As you can imagine there are boats of all shapes, sizes and builds on the River Thames, these are just a few that drew my attention for various reasons...
Three men in a boat!
Tied up to the post, one of them had a fishing rod about 3-feet long and I watched as he caught more fish (albeit small ones) than I’ve ever seen a towpath fisherman catch!
Local Fire & Rescue inflatable off on a training run in the weir stream
… and this one.
It’s huge, it’s beautiful and it goes fast. Far too fast!
We were on moorings in the cutting below Marlow Lock securely tied to mooring rings with springs attached to ensure that we didn’t move to and fro when boats passed us to and from the lock, which was fine most of the time… except for this boat which last Friday came into the cut to the lock so fast that it caused Still Rockin’ to rock alarmingly and bang into the side of the jetty on which we were moored. George was washing the roof and was lucky not to be thrown off and Molly (who is now nearly blind) panicked and ran through the boat and onto the deck without me even seeing her flee past me! I complained to the lock keeper and he reported the incident to the Temple Lock Keeper asking him to have a word with Judith R's skipper as it came through and discovered that an EA enforcement officer was working in the area who would also be informed. Just in case this didn’t happen I also emailed the complaint to the Environment Agency but have so far not received a reply apart from the acknowledgement of the email.
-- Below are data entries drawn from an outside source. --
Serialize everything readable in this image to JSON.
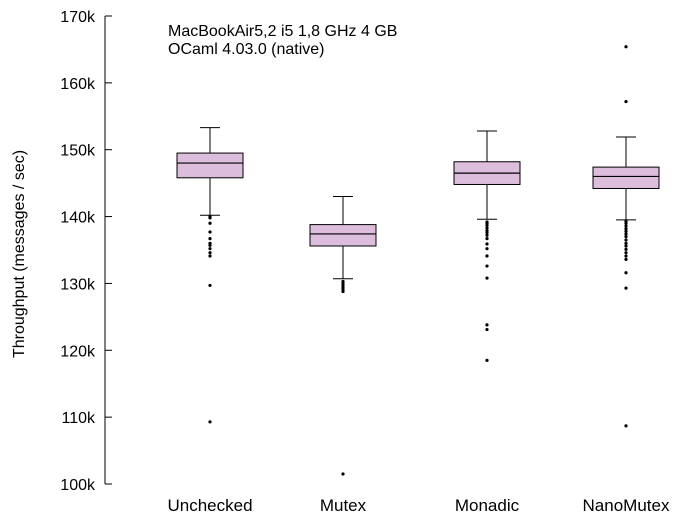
{
  "chart_data": {
    "type": "box",
    "ylabel": "Throughput (messages / sec)",
    "annotations": [
      "MacBookAir5,2 i5 1,8 GHz 4 GB",
      "OCaml 4.03.0 (native)"
    ],
    "ylim": [
      100000,
      170000
    ],
    "yticks": [
      {
        "value": 100000,
        "label": "100k"
      },
      {
        "value": 110000,
        "label": "110k"
      },
      {
        "value": 120000,
        "label": "120k"
      },
      {
        "value": 130000,
        "label": "130k"
      },
      {
        "value": 140000,
        "label": "140k"
      },
      {
        "value": 150000,
        "label": "150k"
      },
      {
        "value": 160000,
        "label": "160k"
      },
      {
        "value": 170000,
        "label": "170k"
      }
    ],
    "box_color": "#dcbedc",
    "categories": [
      "Unchecked",
      "Mutex",
      "Monadic",
      "NanoMutex"
    ],
    "boxes": [
      {
        "name": "Unchecked",
        "whisker_low": 140200,
        "q1": 145800,
        "median": 148000,
        "q3": 149500,
        "whisker_high": 153300,
        "outliers": [
          140000,
          139800,
          139000,
          137700,
          136700,
          136000,
          135700,
          135200,
          134600,
          134100,
          129700,
          109300
        ]
      },
      {
        "name": "Mutex",
        "whisker_low": 130700,
        "q1": 135600,
        "median": 137400,
        "q3": 138800,
        "whisker_high": 143000,
        "outliers": [
          130300,
          130000,
          129700,
          129400,
          129100,
          128800,
          101500
        ]
      },
      {
        "name": "Monadic",
        "whisker_low": 139600,
        "q1": 144800,
        "median": 146500,
        "q3": 148200,
        "whisker_high": 152800,
        "outliers": [
          139200,
          139000,
          138700,
          138300,
          137900,
          137600,
          137200,
          136700,
          135900,
          135200,
          134100,
          132600,
          130800,
          123800,
          123100,
          118500
        ]
      },
      {
        "name": "NanoMutex",
        "whisker_low": 139500,
        "q1": 144200,
        "median": 146000,
        "q3": 147400,
        "whisker_high": 151900,
        "outliers": [
          139300,
          139000,
          138600,
          138200,
          137800,
          137400,
          137000,
          136500,
          136000,
          135600,
          135100,
          134600,
          134100,
          133600,
          131600,
          129300,
          108700,
          157200,
          165400
        ]
      }
    ]
  }
}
Judith R is a very interesting vessel, built as a luxury commuter yacht in 1935 on Lake Michigan about 100 miles north of Chicago for the President of Paramount Pictures Barney Balaban. She is named after is daughter Judith Rose Balaban who still lives in Hollywood and was Matron of Honour to Grace Kelly at her wedding with Prince Rainier in Monaco. There is lots of very interesting information on the internet for Barney Balaban and motor yacht Judith R including a case study of the boat’s owners, history and restoration at Wootten’s boatyard which can be seen from the downstream lock landing at Hurley.